Mr Shively said the company would likely appeal the determination. And there is the possibility that a future presidential administration that favors the development of a mine could try to overthrow it in some way.
Provisions like this, based on the Clean Water Act of 1972, are rare, with only three issued in the last 30 years, Mr Regan said. This one, he said. was based on ‘very solid science’.
“Obviously a final decision could be challenged in federal court and we cannot predict what future governments will or will not do. But what we can assure everyone is that there is a very solid track record here.”
The final provision will change little from a “recommended” provision submitted in December. In it, the agency said the Bristol Bay watershed, including streams that the salmon use to spawn, was a “significant source of global conservation value”.
The agency said removing material from the mine’s construction and operation would destroy 100 miles of streams and more than 2,100 acres of wetlands. It said a previous environmental impact statement prepared during the Trump administration, which found that these losses would not affect fish populations, “did not represent an accurate and thorough assessment of likely impacts.”
First proposed nearly two decades ago, the Pebble mining project has had a rollercoaster existence, and its outlook has shifted from bright to bleak over the years.
In the late 2000s, it received support from then-Governor of Alaska Sarah Palin, a pro-development Republican. But the EPA in the Obama administration decided to block the mine in 2014, citing the Clean Water Act and the risks to the salmon fishery.
The agency under President Trump then reversed the Obama-era ruling and gave the project a new lease of life. Late in the Trump administration, however, after opposition from some Republicans, including the president’s son, Donald Trump Jr., an avid sport fisherman, the U.S. Army Corps of Engineers denied the project a critical permit.
The Pebble partnership has appealed the Corps’ decision. Radhika Fox, the assistant EPA administrator for water, said that if the company were successful in the appeal, the Corps would still not be able to approve the project given the EPA’s determination unless it was somehow amended and the new proposal “does not have the similar adverse effects of this proposal.”
Washington Democrat Senator Maria Cantwell, one of the first lawmakers to oppose the project, said she was “ecstatic” about the EPA action.

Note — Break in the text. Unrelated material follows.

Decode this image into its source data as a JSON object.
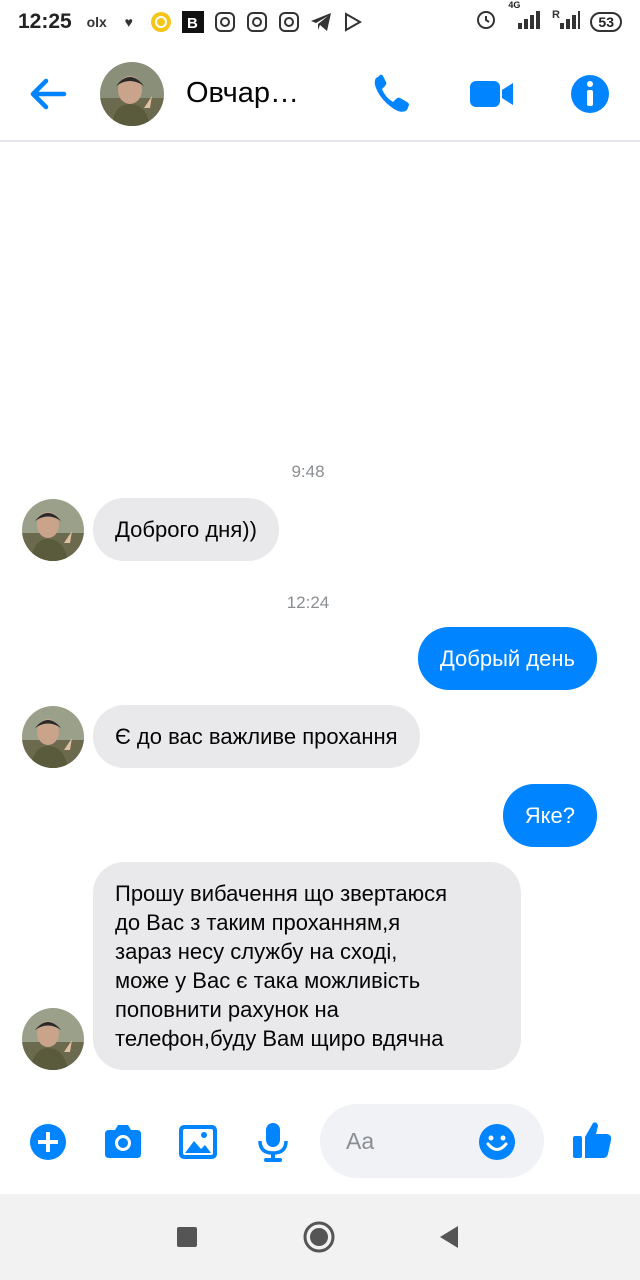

Washington state residents hold about a quarter of the commercial licenses to fish for sockeye in Bristol Bay, and much of the harvest passes through the state’s ports.

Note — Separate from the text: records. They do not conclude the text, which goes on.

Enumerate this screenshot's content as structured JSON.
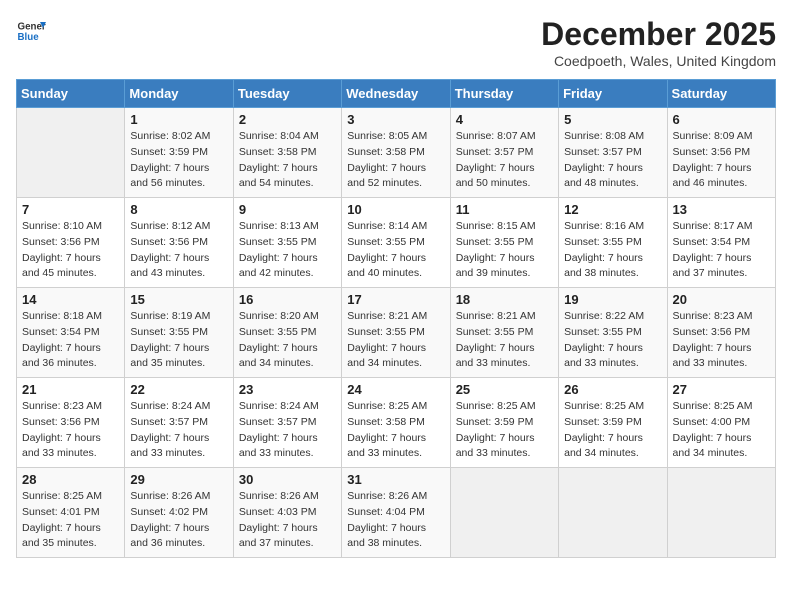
{
  "header": {
    "logo_line1": "General",
    "logo_line2": "Blue",
    "month_title": "December 2025",
    "subtitle": "Coedpoeth, Wales, United Kingdom"
  },
  "days_of_week": [
    "Sunday",
    "Monday",
    "Tuesday",
    "Wednesday",
    "Thursday",
    "Friday",
    "Saturday"
  ],
  "weeks": [
    [
      {
        "day": "",
        "info": ""
      },
      {
        "day": "1",
        "info": "Sunrise: 8:02 AM\nSunset: 3:59 PM\nDaylight: 7 hours\nand 56 minutes."
      },
      {
        "day": "2",
        "info": "Sunrise: 8:04 AM\nSunset: 3:58 PM\nDaylight: 7 hours\nand 54 minutes."
      },
      {
        "day": "3",
        "info": "Sunrise: 8:05 AM\nSunset: 3:58 PM\nDaylight: 7 hours\nand 52 minutes."
      },
      {
        "day": "4",
        "info": "Sunrise: 8:07 AM\nSunset: 3:57 PM\nDaylight: 7 hours\nand 50 minutes."
      },
      {
        "day": "5",
        "info": "Sunrise: 8:08 AM\nSunset: 3:57 PM\nDaylight: 7 hours\nand 48 minutes."
      },
      {
        "day": "6",
        "info": "Sunrise: 8:09 AM\nSunset: 3:56 PM\nDaylight: 7 hours\nand 46 minutes."
      }
    ],
    [
      {
        "day": "7",
        "info": "Sunrise: 8:10 AM\nSunset: 3:56 PM\nDaylight: 7 hours\nand 45 minutes."
      },
      {
        "day": "8",
        "info": "Sunrise: 8:12 AM\nSunset: 3:56 PM\nDaylight: 7 hours\nand 43 minutes."
      },
      {
        "day": "9",
        "info": "Sunrise: 8:13 AM\nSunset: 3:55 PM\nDaylight: 7 hours\nand 42 minutes."
      },
      {
        "day": "10",
        "info": "Sunrise: 8:14 AM\nSunset: 3:55 PM\nDaylight: 7 hours\nand 40 minutes."
      },
      {
        "day": "11",
        "info": "Sunrise: 8:15 AM\nSunset: 3:55 PM\nDaylight: 7 hours\nand 39 minutes."
      },
      {
        "day": "12",
        "info": "Sunrise: 8:16 AM\nSunset: 3:55 PM\nDaylight: 7 hours\nand 38 minutes."
      },
      {
        "day": "13",
        "info": "Sunrise: 8:17 AM\nSunset: 3:54 PM\nDaylight: 7 hours\nand 37 minutes."
      }
    ],
    [
      {
        "day": "14",
        "info": "Sunrise: 8:18 AM\nSunset: 3:54 PM\nDaylight: 7 hours\nand 36 minutes."
      },
      {
        "day": "15",
        "info": "Sunrise: 8:19 AM\nSunset: 3:55 PM\nDaylight: 7 hours\nand 35 minutes."
      },
      {
        "day": "16",
        "info": "Sunrise: 8:20 AM\nSunset: 3:55 PM\nDaylight: 7 hours\nand 34 minutes."
      },
      {
        "day": "17",
        "info": "Sunrise: 8:21 AM\nSunset: 3:55 PM\nDaylight: 7 hours\nand 34 minutes."
      },
      {
        "day": "18",
        "info": "Sunrise: 8:21 AM\nSunset: 3:55 PM\nDaylight: 7 hours\nand 33 minutes."
      },
      {
        "day": "19",
        "info": "Sunrise: 8:22 AM\nSunset: 3:55 PM\nDaylight: 7 hours\nand 33 minutes."
      },
      {
        "day": "20",
        "info": "Sunrise: 8:23 AM\nSunset: 3:56 PM\nDaylight: 7 hours\nand 33 minutes."
      }
    ],
    [
      {
        "day": "21",
        "info": "Sunrise: 8:23 AM\nSunset: 3:56 PM\nDaylight: 7 hours\nand 33 minutes."
      },
      {
        "day": "22",
        "info": "Sunrise: 8:24 AM\nSunset: 3:57 PM\nDaylight: 7 hours\nand 33 minutes."
      },
      {
        "day": "23",
        "info": "Sunrise: 8:24 AM\nSunset: 3:57 PM\nDaylight: 7 hours\nand 33 minutes."
      },
      {
        "day": "24",
        "info": "Sunrise: 8:25 AM\nSunset: 3:58 PM\nDaylight: 7 hours\nand 33 minutes."
      },
      {
        "day": "25",
        "info": "Sunrise: 8:25 AM\nSunset: 3:59 PM\nDaylight: 7 hours\nand 33 minutes."
      },
      {
        "day": "26",
        "info": "Sunrise: 8:25 AM\nSunset: 3:59 PM\nDaylight: 7 hours\nand 34 minutes."
      },
      {
        "day": "27",
        "info": "Sunrise: 8:25 AM\nSunset: 4:00 PM\nDaylight: 7 hours\nand 34 minutes."
      }
    ],
    [
      {
        "day": "28",
        "info": "Sunrise: 8:25 AM\nSunset: 4:01 PM\nDaylight: 7 hours\nand 35 minutes."
      },
      {
        "day": "29",
        "info": "Sunrise: 8:26 AM\nSunset: 4:02 PM\nDaylight: 7 hours\nand 36 minutes."
      },
      {
        "day": "30",
        "info": "Sunrise: 8:26 AM\nSunset: 4:03 PM\nDaylight: 7 hours\nand 37 minutes."
      },
      {
        "day": "31",
        "info": "Sunrise: 8:26 AM\nSunset: 4:04 PM\nDaylight: 7 hours\nand 38 minutes."
      },
      {
        "day": "",
        "info": ""
      },
      {
        "day": "",
        "info": ""
      },
      {
        "day": "",
        "info": ""
      }
    ]
  ]
}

“This is such a big economic impact on salmon and on the economy and lifestyle of the Northwest,” she said. ‘This is no coincidence an Alaskan issue.”
The proposal for the Pebble project calls for an open-cast mine on a square mile of land, eventually excavated to a depth of about 1,500 feet. Tens of millions of tons of rock ore would be removed annually and processed to extract gold and copper, as well as molybdenum, which is used to strengthen steel in alloys.
The project also includes the construction of a power station and a pipeline for the gas to feed it, as well as an access road and port.
In 2020, Pebble executives were recorded saying they were expecting the project to grow much bigger and operate much longer, than originally outlined. The executives, who were recorded by members of an environmental protection group posing as potential investors, said the mine could operate for 160 years or more beyond the proposed 20 years. And it could quickly double its output after the first two decades, they said.
The comments eventually led to the dismissal from the company’s then CEO, Tom Collier.
The EPA determination is the final blow to the project. In December, the Conservation Fund, an environmental conservation organization, purchased easements to preserve 44,000 acres of land owned by a village indigenous company near Iliamna Lake, about 20 miles south of the proposed mine site and area covered by the EPA. statement falls.
The easements effectively block development and would make construction of an access road more difficult.